Diederik became famous in the cabaret duo with Erik van Muiswinkel. After Erik decided to quit, Diederik did not know what to do but fortunately his father gave him his uncle Jan's diaries about the Dutch East Indies . From which the performance arose 'Something great was done there'.
A theater performance that made the News because of its enormous success! It was as if he had touched an open nerve. People didn't really talk about the Dutch East Indies, or as little as possible. After all, it was ultimately a wrong war. In which the Netherlands initially talked about the police actions, it later turned out to have been a colonial war in which the Netherlands wanted to continue to rule Indonesia. Something they had been doing for more than three centuries. But the Indonesians no longer put up with this and revolted. The Netherlands wanted to control this rebellion and sent out and deployed the largest Dutch force ever. And eventually lost under pressure from the International Community who threatened to stop Marshall Aid if the Netherlands continued this colonial war. Diederik's family had been in the former Dutch East Indies for three generations. And the last generation was Uncle Jan's. He kept a diary because he was somewhere aware of the great events taking place. Diederik knows silence very well about this history but has been greatly helped by his Uncle Jan's diaries. He thinks that by having made it a theatrical performance that the traumas that came before, passed down for generations, were stopped by this performance. Precisely because it had to be kept quiet about it before. He says of this; "It wasn't talked about. And it's so easy to then say now, 'yes why not?' But I didn't experience it. I think you have to be in it to know it. If you know how difficult it is to talk about trauma, because it touches on yourself, your core and your deepest fears. If you have experienced something traumatic during a war, it largely determines the rest of the choices you make in your life! 'I don't do that because of fear', 'I don't do that because of.... 'I don't talk about that,' 'I don't do that, Or do I do...' These are all turn-offs in your life that have to do with that somewhere. And a war is such a big thing, that affects you".

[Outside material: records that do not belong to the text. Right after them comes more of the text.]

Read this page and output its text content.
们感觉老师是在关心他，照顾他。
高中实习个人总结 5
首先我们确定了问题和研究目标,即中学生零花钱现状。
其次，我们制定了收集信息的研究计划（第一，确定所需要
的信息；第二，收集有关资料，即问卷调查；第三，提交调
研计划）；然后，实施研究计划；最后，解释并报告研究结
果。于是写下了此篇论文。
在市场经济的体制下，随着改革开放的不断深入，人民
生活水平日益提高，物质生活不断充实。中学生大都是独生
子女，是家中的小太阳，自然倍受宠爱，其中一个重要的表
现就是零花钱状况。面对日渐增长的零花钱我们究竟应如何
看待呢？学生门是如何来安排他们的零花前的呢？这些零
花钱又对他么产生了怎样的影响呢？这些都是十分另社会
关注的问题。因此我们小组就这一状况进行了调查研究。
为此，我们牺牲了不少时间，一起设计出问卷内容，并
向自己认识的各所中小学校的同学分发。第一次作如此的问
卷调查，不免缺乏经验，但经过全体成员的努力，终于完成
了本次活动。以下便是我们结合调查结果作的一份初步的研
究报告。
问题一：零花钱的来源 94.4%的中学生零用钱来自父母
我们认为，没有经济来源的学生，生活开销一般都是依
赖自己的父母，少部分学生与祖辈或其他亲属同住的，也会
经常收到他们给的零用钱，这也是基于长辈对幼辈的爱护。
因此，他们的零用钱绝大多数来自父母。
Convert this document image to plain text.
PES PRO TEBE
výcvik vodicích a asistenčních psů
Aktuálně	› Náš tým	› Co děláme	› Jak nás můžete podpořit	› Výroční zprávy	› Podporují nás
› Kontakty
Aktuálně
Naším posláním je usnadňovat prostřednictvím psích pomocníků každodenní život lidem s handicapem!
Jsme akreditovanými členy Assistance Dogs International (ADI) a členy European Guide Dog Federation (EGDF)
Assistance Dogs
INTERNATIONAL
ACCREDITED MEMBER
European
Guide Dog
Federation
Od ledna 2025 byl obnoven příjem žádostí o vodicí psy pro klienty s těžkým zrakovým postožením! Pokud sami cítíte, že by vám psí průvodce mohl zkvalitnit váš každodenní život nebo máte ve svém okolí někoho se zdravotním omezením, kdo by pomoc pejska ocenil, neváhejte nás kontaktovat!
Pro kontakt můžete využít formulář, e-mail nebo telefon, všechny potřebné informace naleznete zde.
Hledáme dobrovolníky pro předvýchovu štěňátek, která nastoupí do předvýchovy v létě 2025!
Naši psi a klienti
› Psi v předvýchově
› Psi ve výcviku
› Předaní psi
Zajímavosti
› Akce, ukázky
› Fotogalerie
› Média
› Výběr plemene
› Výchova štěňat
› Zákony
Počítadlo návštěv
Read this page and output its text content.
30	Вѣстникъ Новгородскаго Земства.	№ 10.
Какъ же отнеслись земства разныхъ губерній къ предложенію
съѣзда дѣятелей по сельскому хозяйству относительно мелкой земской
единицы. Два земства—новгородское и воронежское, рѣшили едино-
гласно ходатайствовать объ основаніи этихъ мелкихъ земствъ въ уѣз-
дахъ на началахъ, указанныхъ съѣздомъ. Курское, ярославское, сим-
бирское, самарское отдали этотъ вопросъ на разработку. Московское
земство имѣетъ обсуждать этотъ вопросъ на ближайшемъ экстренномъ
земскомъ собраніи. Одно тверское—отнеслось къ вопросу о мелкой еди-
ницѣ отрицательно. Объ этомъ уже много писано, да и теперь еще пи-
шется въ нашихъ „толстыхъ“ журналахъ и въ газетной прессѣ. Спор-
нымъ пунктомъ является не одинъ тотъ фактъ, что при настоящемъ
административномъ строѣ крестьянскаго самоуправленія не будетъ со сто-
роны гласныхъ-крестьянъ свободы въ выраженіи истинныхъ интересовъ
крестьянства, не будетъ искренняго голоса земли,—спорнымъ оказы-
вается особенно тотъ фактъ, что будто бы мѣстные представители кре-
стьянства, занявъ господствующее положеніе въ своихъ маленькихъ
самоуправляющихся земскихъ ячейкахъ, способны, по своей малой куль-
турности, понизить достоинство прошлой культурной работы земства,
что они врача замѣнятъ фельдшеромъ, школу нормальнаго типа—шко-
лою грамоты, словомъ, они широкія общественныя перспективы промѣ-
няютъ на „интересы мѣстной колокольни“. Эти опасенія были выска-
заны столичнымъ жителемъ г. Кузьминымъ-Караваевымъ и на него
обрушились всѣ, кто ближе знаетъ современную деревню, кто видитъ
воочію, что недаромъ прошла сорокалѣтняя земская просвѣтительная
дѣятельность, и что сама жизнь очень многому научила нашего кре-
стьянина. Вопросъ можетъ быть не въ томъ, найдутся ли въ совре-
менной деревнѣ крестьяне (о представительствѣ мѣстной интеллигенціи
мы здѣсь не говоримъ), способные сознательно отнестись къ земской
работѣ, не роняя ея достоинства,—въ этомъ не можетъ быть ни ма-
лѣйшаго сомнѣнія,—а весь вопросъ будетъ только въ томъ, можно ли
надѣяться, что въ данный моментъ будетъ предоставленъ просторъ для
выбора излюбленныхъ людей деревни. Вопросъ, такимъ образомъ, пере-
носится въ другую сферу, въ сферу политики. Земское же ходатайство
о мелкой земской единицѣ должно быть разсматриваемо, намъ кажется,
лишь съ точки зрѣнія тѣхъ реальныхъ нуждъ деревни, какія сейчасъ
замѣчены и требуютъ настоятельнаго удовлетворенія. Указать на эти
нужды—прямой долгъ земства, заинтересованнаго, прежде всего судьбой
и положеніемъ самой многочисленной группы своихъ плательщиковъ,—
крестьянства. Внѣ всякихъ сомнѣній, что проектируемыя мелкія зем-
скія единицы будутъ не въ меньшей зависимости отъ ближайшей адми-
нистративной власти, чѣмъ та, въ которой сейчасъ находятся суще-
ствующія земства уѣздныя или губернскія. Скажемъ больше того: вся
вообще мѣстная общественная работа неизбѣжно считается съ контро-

Diederik experienced World War II from two sides. The Dutch East Indies through Uncle Jan's diaries and the war in the Netherlands through his parents who were teenagers during the war. His grandmother's father was someone with a high position in the Resistance. Something that was not talked about but of which she was a part. Because his mother was sometimes sent by her father, as a young girl, to the village and had to meet with someone she just had to pass on the message to; "The milk is boiling over . ". She knew she was part of something bigger. But throughout the war and also the time after, never knew what that "something" was. Until she dove into the archives.